Spotify’s Business Model
There’s no denying that Spotify has fundamentally transformed the way we as a society think about music. It has also changed the way artists can (or can’t) make a living off their music when they only “earn a fraction of a penny, about $0.0030 to $0.0038” for every stream.
@coreyweb sent me this really interesting article (featuring an anecdote from his clever friends from Vulfpeck) that breaks down Spotify’s business model and impact on how we consume and produce music.
Some cool facts:
- The co-founders Daniel Ek and Martin Lorentzon were already multimillionaires before they started Spotify, each having sold an ad tech company.
- Researchers ran a SpotiBot experiment that “trained about 300 bots to repeatedly play their weird songs in Spotify [and] found that the platform didn’t really scrutinize their bot traffic.” Total royalties earned during the experiment? $6.28
- Music files aren’t uploaded directly to Spotify, they have third parties doing the “dirty work of rights management, uploading and categorizing music, and collecting and paying royalties.” On top of minuscule payouts from the platform, in many cases musicians must pay these third party services “an upfront fee or sign over a percentage of their future royalties.”
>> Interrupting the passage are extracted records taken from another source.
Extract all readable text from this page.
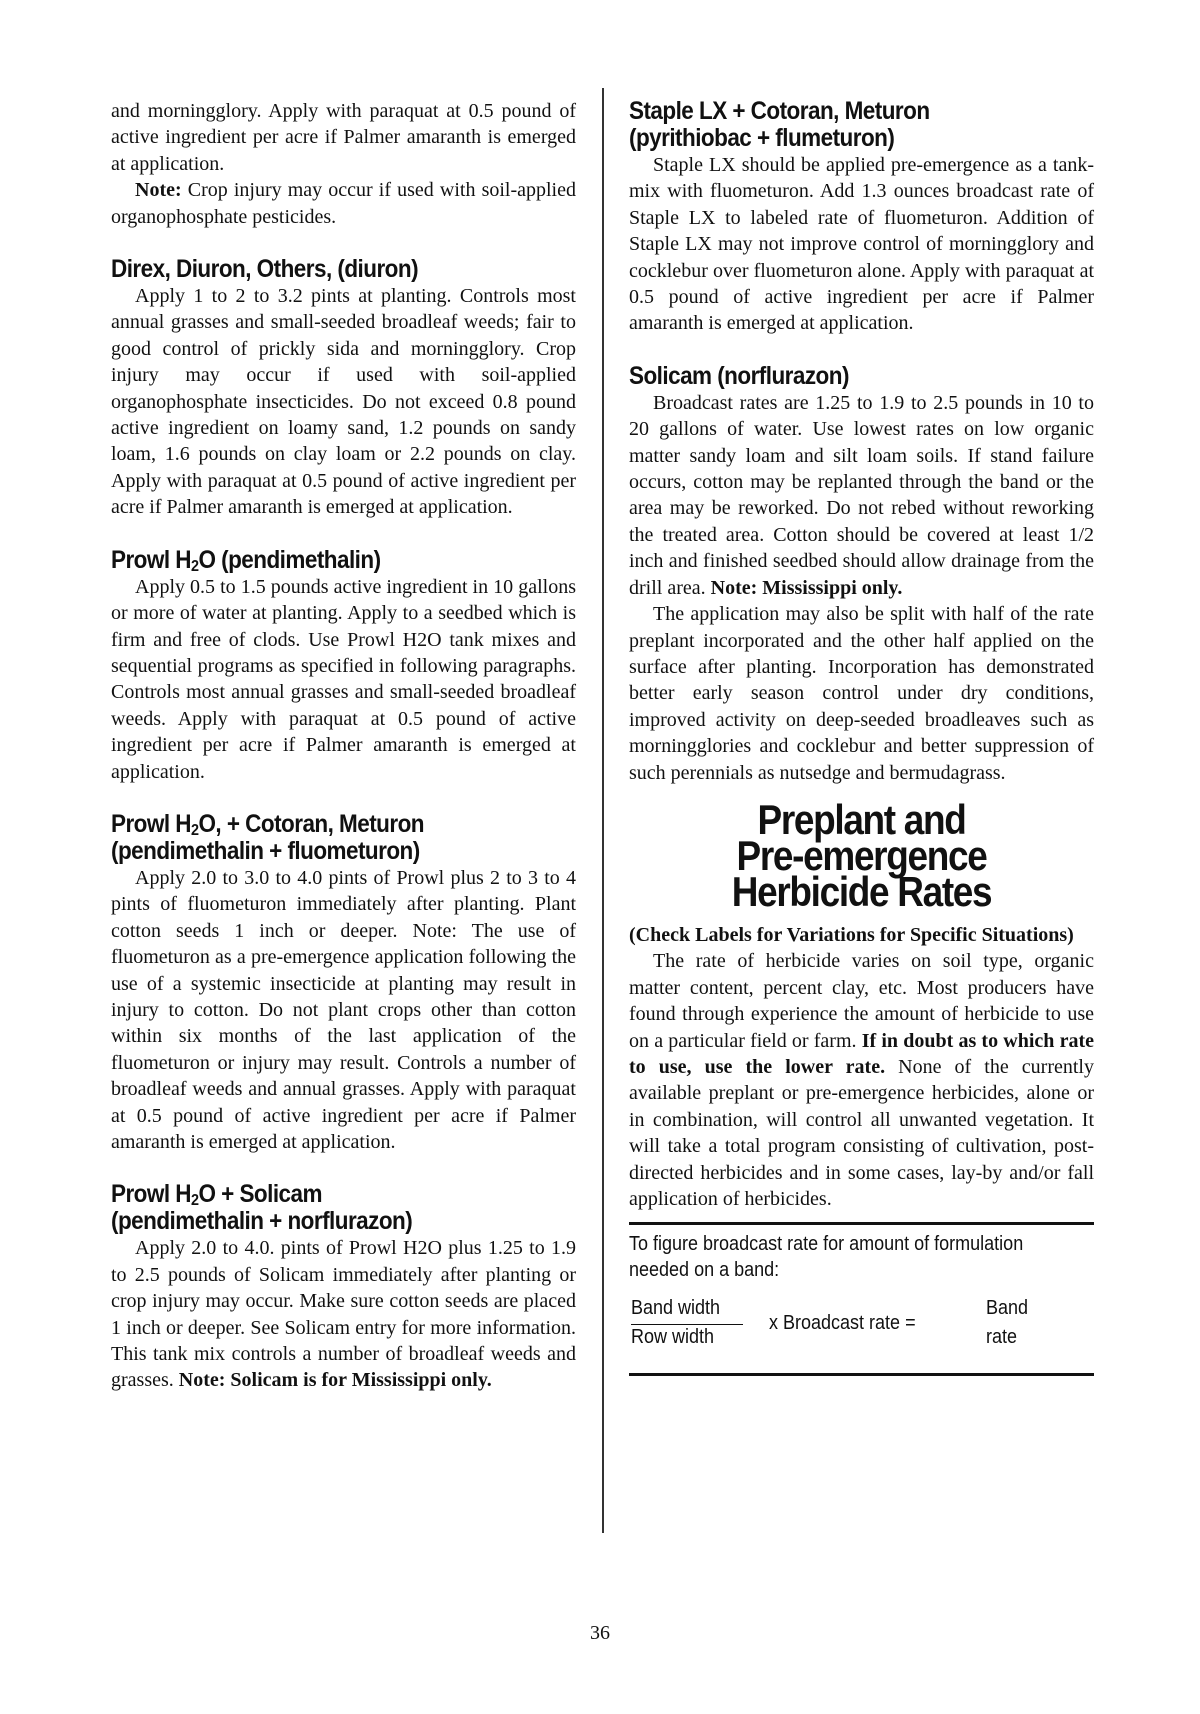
and morningglory. Apply with paraquat at 0.5 pound of active ingredient per acre if Palmer amaranth is emerged at application.

Note: Crop injury may occur if used with soil-applied organophosphate pesticides.

Direx, Diuron, Others, (diuron)

Apply 1 to 2 to 3.2 pints at planting. Controls most annual grasses and small-seeded broadleaf weeds; fair to good control of prickly sida and morningglory. Crop injury may occur if used with soil-applied organophosphate insecticides. Do not exceed 0.8 pound active ingredient on loamy sand, 1.2 pounds on sandy loam, 1.6 pounds on clay loam or 2.2 pounds on clay. Apply with paraquat at 0.5 pound of active ingredient per acre if Palmer amaranth is emerged at application.

Prowl $H_2O$ (pendimethalin)

Apply 0.5 to 1.5 pounds active ingredient in 10 gallons or more of water at planting. Apply to a seedbed which is firm and free of clods. Use Prowl H2O tank mixes and sequential programs as specified in following paragraphs. Controls most annual grasses and small-seeded broadleaf weeds. Apply with paraquat at 0.5 pound of active ingredient per acre if Palmer amaranth is emerged at application.

Prowl $H_2O$, + Cotoran, Meturon
(pendimethalin + fluometuron)

Apply 2.0 to 3.0 to 4.0 pints of Prowl plus 2 to 3 to 4 pints of fluometuron immediately after planting. Plant cotton seeds 1 inch or deeper. Note: The use of fluometuron as a pre-emergence application following the use of a systemic insecticide at planting may result in injury to cotton. Do not plant crops other than cotton within six months of the last application of the fluometuron or injury may result. Controls a number of broadleaf weeds and annual grasses. Apply with paraquat at 0.5 pound of active ingredient per acre if Palmer amaranth is emerged at application.

Prowl $H_2O$ + Solicam
(pendimethalin + norflurazon)

Apply 2.0 to 4.0. pints of Prowl H2O plus 1.25 to 1.9 to 2.5 pounds of Solicam immediately after planting or crop injury may occur. Make sure cotton seeds are placed 1 inch or deeper. See Solicam entry for more information. This tank mix controls a number of broadleaf weeds and grasses. Note: Solicam is for Mississippi only.

Staple LX + Cotoran, Meturon
(pyrithiobac + flumeturon)

Staple LX should be applied pre-emergence as a tank-mix with fluometuron. Add 1.3 ounces broadcast rate of Staple LX to labeled rate of fluometuron. Addition of Staple LX may not improve control of morningglory and cocklebur over fluometuron alone. Apply with paraquat at 0.5 pound of active ingredient per acre if Palmer amaranth is emerged at application.

Solicam (norflurazon)

Broadcast rates are 1.25 to 1.9 to 2.5 pounds in 10 to 20 gallons of water. Use lowest rates on low organic matter sandy loam and silt loam soils. If stand failure occurs, cotton may be replanted through the band or the area may be reworked. Do not rebed without reworking the treated area. Cotton should be covered at least 1/2 inch and finished seedbed should allow drainage from the drill area. Note: Mississippi only.

The application may also be split with half of the rate preplant incorporated and the other half applied on the surface after planting. Incorporation has demonstrated better early season control under dry conditions, improved activity on deep-seeded broadleaves such as morningglories and cocklebur and better suppression of such perennials as nutsedge and bermudagrass.

Preplant and
Pre-emergence
Herbicide Rates

(Check Labels for Variations for Specific Situations)

The rate of herbicide varies on soil type, organic matter content, percent clay, etc. Most producers have found through experience the amount of herbicide to use on a particular field or farm. If in doubt as to which rate to use, use the lower rate. None of the currently available preplant or pre-emergence herbicides, alone or in combination, will control all unwanted vegetation. It will take a total program consisting of cultivation, post-directed herbicides and in some cases, lay-by and/or fall application of herbicides.

To figure broadcast rate for amount of formulation needed on a band:

Band width
Row width
x Broadcast rate =
Band
rate
36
I’ll leave you with a passage that really struck me as someone who is all-in on Spotify (for better or for worse):
Ultimately, Spotify is nothing more than a cultural landlord. It owns a space, for which some of us pay rent to access our music and artists pay to have their music heard. It can raise the rent and evict occupants on its whims. Music regularly disappears from the platform because of licensing disputes, making small bits of culture and history suddenly inaccessible.